The music that accompanies classic film noirs is definitely sui generis.
Rozsa's noir film scores no doubt evidence the sound as well as his own style and sound, but his non-noir scores will sound different.
You can count on just about any composer who wrote a score for a noir to have the noir sounds in it. Examples include
Hans J. Salter
As with all facets of noir, there is a central tendency ( or maybe two in a bi-modal distribution) for sound, but variation away from the mean to the point where some scores are unique. The central tendency is orchestral. Jazz is notable on a few noirs, but it is not the central tendency, despite the perhaps common or vulgar notion that noir music is jazz. Where jazz is in fact used the whole score will usually be by some well-known jazz composer or artist, and the score won't sound the same as in the much more frequent central tendency which is orchestral. Jazz scores include Elevator to the Gallows, Odds Against Tomorrow, The Strip, The Big Combo theme, the Man with the Golden Arm, and I'd check Private Hell 36. Many movies have some jazz in them or some interludes, but the main score is orchestral.

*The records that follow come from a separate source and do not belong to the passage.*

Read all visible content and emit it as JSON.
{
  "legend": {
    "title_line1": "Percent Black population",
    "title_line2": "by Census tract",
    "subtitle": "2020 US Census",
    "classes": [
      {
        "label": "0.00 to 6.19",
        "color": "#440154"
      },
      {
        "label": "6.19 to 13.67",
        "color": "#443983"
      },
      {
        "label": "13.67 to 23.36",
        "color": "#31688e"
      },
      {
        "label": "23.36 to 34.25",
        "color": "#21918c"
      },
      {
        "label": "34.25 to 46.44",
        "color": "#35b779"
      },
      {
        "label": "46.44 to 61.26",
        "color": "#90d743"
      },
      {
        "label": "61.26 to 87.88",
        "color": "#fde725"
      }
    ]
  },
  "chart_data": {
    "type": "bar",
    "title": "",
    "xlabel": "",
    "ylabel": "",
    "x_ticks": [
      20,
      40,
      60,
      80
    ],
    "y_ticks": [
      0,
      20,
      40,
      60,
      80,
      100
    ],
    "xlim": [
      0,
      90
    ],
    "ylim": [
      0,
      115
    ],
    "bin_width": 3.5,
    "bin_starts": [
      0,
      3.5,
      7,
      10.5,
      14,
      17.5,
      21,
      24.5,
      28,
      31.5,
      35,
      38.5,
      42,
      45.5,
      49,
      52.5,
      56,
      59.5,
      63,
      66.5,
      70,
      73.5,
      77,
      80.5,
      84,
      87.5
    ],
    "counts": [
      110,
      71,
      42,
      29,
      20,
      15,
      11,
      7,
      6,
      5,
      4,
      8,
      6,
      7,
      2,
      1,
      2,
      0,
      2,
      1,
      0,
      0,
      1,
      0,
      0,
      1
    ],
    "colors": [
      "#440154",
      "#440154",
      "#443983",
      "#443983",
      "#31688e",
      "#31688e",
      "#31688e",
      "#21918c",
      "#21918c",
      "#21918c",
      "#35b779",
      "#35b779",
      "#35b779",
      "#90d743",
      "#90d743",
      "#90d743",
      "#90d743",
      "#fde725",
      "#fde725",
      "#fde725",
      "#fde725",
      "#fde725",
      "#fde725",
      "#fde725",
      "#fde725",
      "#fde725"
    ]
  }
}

If I am right that most noir scores are orchestral, the much harder question for those of us who are not familiar with how to describe music (and that includes me) is how to characterize these sounds. It's easier to hear them and recognize them than to say what distinguishes them, at least in my case. Max Steiner opens "Beyond the Forest" with a strong full sound, sometimes pairing brass and violins, it's almost violent, it's passionate. Later he gives us some highly romantic sounds, sometimes using only a piano. Roy Webb opens "Race Street" with music evoking a busy city, as the camera pans over a cityscape.
The noir score typically develops a kind of mystery or emotionally unresolved character in many situations as if it awaits development of some action.
There is tension implicit in noir scores, passion and movement from one sound to another without always following through on a theme or developing it or resolving it right there and then. It's orchestral but not conventionally orchestral.
You will find a typical essay on music having difficulty pinning the thing down. As here: http://filmnoironline.com/music.html
This mentions several tendencies and they contrast sharply. In one spot, it emphasizes the orchestral: "... His [Rozsa's] music was at times Wagnerian, brooding and atmospheric, conveying the dark moods of noir, and at other times frenetic and electrifying, suggesting the fast pace of modern urban existence." Also: "[Deutsch] laid the foundation for a musical language of noir evocative of foreboding, suspense, surprise, high action, or the shock of sudden recognition."
But then it goes on to say "The music of noir is sexy." However, it's referring to songs inserted into the films, not the composed cues and scores.
Therefore, their basic idea and mine is that the scores are mainly orchestral.